From: OH, USA
Your best bet is #3, or #4 after AGS splits in November (?) '42.
My general setup for 1942 is 1) removal of german corps from army command chain wherever possible and to place these (in order of available space and proximity for leader rolls), under Finnish army/high command, AGN, which tends to have some space), and then OKH. This costs 16-18 AP, and if you plan ahead, you can take some infantry divisions with them. Specifically in tight fighting sections such as Moscow and the north, I place 12 or so divisions DIRECTLY under army command under my best generals (Model, Rendulic, some other infantry 8's; Guderian, Manstein; the latter can use some infantry if pushing in close proximity to them too). This is because their awesome ratings perform better than if basically any other corps commander was under them. This setup frees up 10-20 Corps to put extra reinforcements and, importantly, axis minor allies under. The average German commander (4-5 morale and infantry ratings) is equivalent to the best AMA commanders, and you have plenty of 6-7 ratings to go around using autopromotion. AMA support units are pretty much worthless until the defense stage of the war, and even then, contribute only minor CV. You should have enough AP for this in 1942.
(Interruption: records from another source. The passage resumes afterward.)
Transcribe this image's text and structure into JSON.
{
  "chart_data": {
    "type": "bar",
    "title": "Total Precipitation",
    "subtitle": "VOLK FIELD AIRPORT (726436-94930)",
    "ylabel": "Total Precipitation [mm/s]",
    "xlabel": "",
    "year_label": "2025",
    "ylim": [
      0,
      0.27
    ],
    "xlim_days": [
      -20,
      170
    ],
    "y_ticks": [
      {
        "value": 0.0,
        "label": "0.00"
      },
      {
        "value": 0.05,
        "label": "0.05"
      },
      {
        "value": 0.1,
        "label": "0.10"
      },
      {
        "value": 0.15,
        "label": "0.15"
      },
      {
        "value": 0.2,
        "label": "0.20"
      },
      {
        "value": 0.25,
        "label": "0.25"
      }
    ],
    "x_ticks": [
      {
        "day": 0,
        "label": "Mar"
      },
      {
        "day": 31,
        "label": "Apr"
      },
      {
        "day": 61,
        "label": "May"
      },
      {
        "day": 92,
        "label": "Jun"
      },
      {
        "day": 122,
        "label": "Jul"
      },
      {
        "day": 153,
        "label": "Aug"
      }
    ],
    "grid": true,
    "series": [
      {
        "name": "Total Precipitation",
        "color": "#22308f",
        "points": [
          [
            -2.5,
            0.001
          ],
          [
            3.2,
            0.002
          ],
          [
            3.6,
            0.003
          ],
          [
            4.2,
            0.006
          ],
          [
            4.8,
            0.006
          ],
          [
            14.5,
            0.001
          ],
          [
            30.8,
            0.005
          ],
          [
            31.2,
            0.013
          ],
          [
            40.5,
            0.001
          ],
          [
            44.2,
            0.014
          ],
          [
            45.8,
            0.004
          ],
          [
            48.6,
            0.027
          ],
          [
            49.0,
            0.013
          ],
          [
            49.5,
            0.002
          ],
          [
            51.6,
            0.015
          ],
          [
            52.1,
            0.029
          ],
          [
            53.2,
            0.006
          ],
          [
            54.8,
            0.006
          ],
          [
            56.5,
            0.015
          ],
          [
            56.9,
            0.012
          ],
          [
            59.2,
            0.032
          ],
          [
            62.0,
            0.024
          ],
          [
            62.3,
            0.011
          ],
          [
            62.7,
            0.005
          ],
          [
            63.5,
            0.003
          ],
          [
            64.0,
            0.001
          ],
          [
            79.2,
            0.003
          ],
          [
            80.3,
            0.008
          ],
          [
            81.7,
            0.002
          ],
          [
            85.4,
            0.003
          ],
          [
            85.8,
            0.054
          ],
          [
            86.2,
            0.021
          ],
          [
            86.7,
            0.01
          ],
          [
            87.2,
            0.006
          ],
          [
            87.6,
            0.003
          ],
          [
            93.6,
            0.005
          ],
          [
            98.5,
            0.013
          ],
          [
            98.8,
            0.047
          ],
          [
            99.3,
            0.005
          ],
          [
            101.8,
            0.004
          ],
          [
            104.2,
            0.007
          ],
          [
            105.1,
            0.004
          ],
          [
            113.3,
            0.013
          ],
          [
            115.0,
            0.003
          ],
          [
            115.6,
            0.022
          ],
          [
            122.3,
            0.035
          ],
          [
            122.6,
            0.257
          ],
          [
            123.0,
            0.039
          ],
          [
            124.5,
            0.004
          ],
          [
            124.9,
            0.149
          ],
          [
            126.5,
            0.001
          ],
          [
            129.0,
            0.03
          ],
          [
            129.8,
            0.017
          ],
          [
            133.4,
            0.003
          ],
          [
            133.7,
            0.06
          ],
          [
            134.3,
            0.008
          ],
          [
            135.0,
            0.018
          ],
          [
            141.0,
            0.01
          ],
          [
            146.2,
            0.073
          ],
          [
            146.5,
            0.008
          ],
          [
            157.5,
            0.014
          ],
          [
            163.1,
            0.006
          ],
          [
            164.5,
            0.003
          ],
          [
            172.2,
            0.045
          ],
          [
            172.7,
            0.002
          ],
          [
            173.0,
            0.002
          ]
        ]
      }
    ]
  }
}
These freed up corps can be used to push Crimea under a unified command structure. On the other hand, you could even take an entire army (6/11/17), and do what I mentioned above. You can also have one or two corps (or more!) to load up on the heavy artillery to support the main attack on Sevastopol. For example, you can have all 3-5 heavy howitzers/guns and the remainder 6 slots per command used by the M18/K18 guns with good artillery value, getting you a bonus 400-800 or so engineering/artillery value while attacking Sevastopol.